By: Razzak Abro | Published: January 22, 2011
KARACHI “Order…order…order… qanooonsazi huwa chahti hai…,” said Sindh Assembly (SA) Speaker Nisar Ahmed Khuhro in his customary style at the session on Friday in an attempt to bring the members’ attention to Law Minister Ayaz Soomro who had risen to present a bill.
It was not the first time that Speaker Khuhro requested the members maintain decorum in the house; in fact, it was the order of the day. It was almost as if the Speaker was the teacher in a classroom and MPAs his students. But this was not a classroom; it is the most august forum in Sindh and the MPAs were sitting there as elected representatives of the people.
Khuhro’s “order, order…” stunned all MPAs into silence, but the Speaker was not sure if he had their undivided attention. “Did you listen to what the law minister just said?” he asked a member; the MPA could not provide a satisfactory reply. The Speaker then asked all members for a show of hands about “who listened to the law minister.” Like a naughty class, the majority of members raised their hands.
One can argue that our legislators should not have been non-serious for legislation, but what stuns more is the standard of legislation. What did law minister want to table in the house? Technically it was “The Shaheed Benazir Bhutto University, Shaheed Benazirabad (Amendment) Bill-2011” and was meant to amend the original Act that the Assembly had passed in 2009.
Here’s what made matters absurd: the amendment was to insert a six-word-long phrase – “for a period of four years”. Our efficient Law Department tabled the amendments simply because they had “forgotten” to stipulate the precise span for a vice-chancellor’s tenure in the original Act.
“In all universities in Sindh, the tenure of the vice-chancellor is provided for four years, but this provision is not provided in the Shaheed Benazir Bhutto University, Shaheed Benazirabad Act-2009. Therefore, it is expedient to amend the law to make such a provision therein,” read the statement of objects and reasons given in the bill.
A PPP member, Haji Munawar Abbasi did not miss the opportunity to taunt his party’s own government, saying that it was good to mention period of the VC’s office; otherwise an officer could have become the VC of the university for life.
“But what about admissions in the newly-established Lyari University?” PPP’s Shamim Ara Panhwar asked. She managed to divert the attention of the house to a serious administrative issue, one that is connected with politics. Panhwar’s argument was that the university has to start the admissions process by February, but there are still some administrative issues to be resolved.

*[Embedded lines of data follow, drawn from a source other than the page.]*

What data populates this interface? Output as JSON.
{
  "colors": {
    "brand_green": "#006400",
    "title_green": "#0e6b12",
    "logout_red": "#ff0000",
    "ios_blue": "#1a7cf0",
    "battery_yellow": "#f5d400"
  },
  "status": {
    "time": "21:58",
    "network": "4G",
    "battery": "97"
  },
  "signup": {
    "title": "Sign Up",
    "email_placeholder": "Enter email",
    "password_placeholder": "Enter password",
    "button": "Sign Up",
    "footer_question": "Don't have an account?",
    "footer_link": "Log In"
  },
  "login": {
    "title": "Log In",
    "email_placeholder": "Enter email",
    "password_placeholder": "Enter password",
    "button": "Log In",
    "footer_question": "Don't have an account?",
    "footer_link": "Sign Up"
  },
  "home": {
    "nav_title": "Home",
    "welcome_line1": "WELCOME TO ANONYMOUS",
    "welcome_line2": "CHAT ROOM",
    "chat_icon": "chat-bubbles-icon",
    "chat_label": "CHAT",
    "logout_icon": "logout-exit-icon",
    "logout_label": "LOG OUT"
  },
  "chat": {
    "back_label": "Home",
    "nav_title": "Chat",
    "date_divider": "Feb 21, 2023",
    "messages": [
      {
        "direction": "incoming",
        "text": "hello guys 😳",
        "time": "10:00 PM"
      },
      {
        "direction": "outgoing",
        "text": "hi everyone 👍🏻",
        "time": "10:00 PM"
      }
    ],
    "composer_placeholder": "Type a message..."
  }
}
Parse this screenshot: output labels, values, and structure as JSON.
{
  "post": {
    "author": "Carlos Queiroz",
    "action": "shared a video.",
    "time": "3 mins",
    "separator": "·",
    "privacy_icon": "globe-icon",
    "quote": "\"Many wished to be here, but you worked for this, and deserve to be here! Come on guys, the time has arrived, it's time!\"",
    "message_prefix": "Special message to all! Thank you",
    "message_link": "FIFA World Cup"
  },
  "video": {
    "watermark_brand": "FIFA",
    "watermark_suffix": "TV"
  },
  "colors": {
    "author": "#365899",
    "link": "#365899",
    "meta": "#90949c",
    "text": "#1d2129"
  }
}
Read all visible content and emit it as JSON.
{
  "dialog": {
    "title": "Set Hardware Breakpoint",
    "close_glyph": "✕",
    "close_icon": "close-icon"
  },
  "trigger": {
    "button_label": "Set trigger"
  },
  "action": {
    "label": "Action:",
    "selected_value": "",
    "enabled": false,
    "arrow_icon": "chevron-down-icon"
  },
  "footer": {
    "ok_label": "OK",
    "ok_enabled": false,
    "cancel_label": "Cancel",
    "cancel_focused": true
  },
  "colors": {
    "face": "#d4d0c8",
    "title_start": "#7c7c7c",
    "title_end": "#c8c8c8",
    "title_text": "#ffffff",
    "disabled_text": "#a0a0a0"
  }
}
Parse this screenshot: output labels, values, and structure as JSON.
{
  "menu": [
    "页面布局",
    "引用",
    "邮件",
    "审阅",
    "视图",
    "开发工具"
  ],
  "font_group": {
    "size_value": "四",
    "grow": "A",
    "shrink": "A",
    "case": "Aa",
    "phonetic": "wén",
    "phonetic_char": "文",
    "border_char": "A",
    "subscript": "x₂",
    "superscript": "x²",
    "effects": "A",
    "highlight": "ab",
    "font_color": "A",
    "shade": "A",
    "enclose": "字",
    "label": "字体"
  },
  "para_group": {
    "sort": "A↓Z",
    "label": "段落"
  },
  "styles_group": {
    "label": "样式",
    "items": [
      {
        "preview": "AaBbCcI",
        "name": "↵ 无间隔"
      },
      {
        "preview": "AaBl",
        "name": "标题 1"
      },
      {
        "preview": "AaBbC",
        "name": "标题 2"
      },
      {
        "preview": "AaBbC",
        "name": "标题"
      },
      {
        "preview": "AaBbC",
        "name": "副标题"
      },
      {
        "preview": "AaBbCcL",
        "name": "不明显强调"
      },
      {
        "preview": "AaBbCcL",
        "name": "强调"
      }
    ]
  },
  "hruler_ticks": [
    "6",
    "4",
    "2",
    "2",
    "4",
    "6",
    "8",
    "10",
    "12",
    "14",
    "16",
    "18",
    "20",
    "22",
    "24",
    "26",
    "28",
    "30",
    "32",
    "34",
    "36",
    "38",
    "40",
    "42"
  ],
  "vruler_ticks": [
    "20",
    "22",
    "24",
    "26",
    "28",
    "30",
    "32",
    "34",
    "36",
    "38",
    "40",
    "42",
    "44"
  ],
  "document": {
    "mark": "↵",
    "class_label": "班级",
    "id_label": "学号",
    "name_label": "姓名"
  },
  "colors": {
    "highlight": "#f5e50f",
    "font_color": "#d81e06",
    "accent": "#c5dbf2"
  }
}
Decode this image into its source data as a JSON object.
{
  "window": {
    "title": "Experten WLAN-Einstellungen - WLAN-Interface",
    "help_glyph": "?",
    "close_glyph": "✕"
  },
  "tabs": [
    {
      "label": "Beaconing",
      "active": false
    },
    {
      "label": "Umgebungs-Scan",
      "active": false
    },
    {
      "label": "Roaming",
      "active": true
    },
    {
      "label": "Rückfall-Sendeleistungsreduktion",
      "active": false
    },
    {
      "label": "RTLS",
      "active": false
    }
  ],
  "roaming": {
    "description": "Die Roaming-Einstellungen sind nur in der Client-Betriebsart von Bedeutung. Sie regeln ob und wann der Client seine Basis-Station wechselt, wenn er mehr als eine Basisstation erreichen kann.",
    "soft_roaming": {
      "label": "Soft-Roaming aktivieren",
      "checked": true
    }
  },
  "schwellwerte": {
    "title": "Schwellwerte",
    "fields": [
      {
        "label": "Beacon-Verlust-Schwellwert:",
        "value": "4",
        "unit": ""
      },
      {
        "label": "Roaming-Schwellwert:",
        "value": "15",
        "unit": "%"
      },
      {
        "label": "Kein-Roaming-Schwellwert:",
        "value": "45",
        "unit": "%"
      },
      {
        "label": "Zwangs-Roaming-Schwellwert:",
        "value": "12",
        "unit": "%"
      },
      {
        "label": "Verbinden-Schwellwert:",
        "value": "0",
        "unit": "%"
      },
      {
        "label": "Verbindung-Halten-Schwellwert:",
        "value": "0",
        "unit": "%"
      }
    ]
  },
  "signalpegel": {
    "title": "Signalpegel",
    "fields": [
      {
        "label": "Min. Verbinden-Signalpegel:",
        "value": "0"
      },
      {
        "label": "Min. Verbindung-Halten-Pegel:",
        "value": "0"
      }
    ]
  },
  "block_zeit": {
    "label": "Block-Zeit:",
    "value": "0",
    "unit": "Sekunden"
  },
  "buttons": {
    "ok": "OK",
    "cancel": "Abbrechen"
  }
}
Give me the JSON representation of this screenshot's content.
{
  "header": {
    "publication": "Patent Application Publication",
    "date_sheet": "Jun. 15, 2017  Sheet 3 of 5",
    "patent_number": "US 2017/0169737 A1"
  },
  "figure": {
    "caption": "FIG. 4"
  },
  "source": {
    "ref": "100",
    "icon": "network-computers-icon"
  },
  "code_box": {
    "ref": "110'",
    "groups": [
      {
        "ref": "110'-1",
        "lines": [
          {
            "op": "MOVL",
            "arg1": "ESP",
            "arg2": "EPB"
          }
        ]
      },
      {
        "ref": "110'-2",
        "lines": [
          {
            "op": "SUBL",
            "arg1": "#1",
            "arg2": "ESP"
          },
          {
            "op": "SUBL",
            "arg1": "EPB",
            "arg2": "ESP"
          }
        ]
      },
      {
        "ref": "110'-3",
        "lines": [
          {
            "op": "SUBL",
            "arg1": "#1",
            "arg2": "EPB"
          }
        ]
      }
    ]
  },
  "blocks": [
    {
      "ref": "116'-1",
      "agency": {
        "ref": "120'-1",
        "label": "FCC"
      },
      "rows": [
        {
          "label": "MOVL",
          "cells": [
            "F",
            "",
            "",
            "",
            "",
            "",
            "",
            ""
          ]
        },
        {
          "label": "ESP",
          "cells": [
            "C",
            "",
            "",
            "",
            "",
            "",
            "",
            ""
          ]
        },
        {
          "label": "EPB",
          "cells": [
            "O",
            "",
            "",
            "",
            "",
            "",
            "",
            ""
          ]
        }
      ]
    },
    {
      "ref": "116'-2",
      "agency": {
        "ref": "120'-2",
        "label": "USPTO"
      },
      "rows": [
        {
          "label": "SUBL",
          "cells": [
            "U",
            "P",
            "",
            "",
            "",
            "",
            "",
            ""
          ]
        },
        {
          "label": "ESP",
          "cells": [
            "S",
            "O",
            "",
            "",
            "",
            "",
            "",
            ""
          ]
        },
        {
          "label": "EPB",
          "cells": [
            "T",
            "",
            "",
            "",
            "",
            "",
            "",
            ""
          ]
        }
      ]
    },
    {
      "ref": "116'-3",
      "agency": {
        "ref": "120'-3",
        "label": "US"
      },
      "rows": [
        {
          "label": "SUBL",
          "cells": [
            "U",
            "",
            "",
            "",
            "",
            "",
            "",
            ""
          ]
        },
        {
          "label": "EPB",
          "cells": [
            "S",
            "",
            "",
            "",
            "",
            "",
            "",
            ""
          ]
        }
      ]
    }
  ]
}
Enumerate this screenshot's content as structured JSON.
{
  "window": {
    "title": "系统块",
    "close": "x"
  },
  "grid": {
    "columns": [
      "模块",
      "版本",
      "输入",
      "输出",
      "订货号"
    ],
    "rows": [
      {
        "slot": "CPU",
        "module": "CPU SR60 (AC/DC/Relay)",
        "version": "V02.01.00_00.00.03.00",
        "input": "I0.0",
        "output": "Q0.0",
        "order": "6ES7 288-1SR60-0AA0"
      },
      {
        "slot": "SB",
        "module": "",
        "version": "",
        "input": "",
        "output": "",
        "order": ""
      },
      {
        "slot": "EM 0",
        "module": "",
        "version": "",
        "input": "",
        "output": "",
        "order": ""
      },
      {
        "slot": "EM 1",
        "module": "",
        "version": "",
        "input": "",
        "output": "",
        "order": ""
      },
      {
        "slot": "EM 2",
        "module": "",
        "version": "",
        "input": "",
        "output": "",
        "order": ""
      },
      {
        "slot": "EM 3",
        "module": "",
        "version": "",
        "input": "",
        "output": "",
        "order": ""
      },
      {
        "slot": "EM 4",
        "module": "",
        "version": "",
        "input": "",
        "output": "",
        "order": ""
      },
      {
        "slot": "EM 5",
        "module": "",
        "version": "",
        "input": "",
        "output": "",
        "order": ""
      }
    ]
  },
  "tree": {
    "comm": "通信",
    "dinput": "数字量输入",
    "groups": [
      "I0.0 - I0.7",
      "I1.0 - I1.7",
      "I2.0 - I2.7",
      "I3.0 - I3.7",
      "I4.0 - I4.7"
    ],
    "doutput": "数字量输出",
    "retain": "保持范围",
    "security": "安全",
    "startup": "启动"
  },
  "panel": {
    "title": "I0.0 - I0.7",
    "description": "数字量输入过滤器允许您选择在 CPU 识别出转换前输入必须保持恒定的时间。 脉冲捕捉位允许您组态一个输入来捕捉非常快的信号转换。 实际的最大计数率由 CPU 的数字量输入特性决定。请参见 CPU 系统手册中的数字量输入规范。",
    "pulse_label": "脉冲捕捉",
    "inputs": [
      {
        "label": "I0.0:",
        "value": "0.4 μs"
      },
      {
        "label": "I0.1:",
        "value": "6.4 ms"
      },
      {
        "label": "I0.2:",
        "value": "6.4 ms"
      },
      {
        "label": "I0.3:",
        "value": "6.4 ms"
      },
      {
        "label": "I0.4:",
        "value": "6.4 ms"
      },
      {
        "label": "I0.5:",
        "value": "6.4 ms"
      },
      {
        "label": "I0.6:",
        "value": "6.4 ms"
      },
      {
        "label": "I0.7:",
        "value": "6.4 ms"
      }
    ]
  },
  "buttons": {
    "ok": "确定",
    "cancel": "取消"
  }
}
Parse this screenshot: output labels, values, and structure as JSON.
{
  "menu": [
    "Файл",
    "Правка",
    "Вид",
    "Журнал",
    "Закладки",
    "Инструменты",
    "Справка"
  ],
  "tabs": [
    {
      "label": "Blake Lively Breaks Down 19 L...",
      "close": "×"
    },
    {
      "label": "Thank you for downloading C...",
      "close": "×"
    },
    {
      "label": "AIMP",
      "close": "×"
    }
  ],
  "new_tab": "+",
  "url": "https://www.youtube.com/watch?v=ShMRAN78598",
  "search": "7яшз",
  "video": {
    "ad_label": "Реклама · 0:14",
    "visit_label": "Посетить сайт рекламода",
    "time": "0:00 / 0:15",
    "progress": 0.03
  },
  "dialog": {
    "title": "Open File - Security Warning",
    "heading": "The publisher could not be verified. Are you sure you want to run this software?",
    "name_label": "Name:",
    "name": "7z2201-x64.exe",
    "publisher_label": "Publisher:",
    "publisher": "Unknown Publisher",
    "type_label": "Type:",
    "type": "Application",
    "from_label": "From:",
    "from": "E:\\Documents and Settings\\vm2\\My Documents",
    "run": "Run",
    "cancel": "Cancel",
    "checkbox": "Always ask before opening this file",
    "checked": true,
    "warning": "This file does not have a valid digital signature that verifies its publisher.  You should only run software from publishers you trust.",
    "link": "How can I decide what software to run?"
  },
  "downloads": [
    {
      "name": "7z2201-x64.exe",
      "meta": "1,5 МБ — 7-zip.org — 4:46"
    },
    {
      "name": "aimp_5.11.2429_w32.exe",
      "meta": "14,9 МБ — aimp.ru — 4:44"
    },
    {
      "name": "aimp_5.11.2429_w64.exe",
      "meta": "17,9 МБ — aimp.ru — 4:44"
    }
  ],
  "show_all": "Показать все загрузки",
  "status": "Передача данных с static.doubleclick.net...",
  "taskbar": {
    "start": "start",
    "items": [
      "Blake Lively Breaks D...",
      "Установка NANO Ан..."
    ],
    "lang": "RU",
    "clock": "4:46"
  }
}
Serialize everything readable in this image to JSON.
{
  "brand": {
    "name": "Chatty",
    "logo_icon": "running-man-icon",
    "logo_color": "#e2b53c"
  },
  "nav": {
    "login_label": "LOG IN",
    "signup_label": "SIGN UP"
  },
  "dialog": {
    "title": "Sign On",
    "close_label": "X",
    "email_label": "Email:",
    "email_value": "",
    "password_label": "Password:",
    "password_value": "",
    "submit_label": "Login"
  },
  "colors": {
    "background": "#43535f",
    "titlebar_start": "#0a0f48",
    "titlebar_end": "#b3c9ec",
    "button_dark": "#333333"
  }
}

Provincial Katchi Abadis Minister Rafiq Engineer, who belongs to PPP’s stronghold of Lyari, informed the house that Sindh Chief Minister Qaim Ali Shah had discussed the matter with Governor Dr Ishratul Ebad Khan last Thursday. The governor assured him of resolving the matter “within days,” he added.
Engineer, however, did not inform the house about hindrances in starting the admissions process in Lyari University. But it was at least clear that nature of the hindrances were not similar to the Benazirabad University; otherwise those could have been removed by tabling an amendment to law.
It was surprising for journalists covering the house proceedings that Speaker Khuhro invited several members, one after the other, to deliver a speech on the six-word amendment in the Benazirabad University Act. “It is a practice to kill time,” a senior journalist commented, alluding to the fact that there was no more business on the agenda.
Proceedings in the house on Fridays are usually wrapped by noon, but despite there being no business, the Speaker tried his level best to stretch proceedings for as long as he could.
In an irony or sorts, Speaker Khuhro had told journalists during his tenure as the leader of opposition in the last government that an Assembly session costs over Rs1 million per day to the public exchequer. The assembly is in session since January 7.
One can ask why the Sindh Assembly remains in session when there is no business pending with the government or the Assembly Secretariat. SA Secretary Hadi Bux Buriro says that the Assembly has to complete a particular number of days constitutionally required for a meeting.
A few days ago, a PPP member, Jam Tamachi, has protested on the manner in which the Assembly was in session. He termed it a waste of time, and suggested parliamentary leaders of all political parties agree on fixing days to debate the burning issues that afflict the masses. Sadly, there seems to have been no follow up to his suggestion, and public exchequer is losing Rs1 million every per day.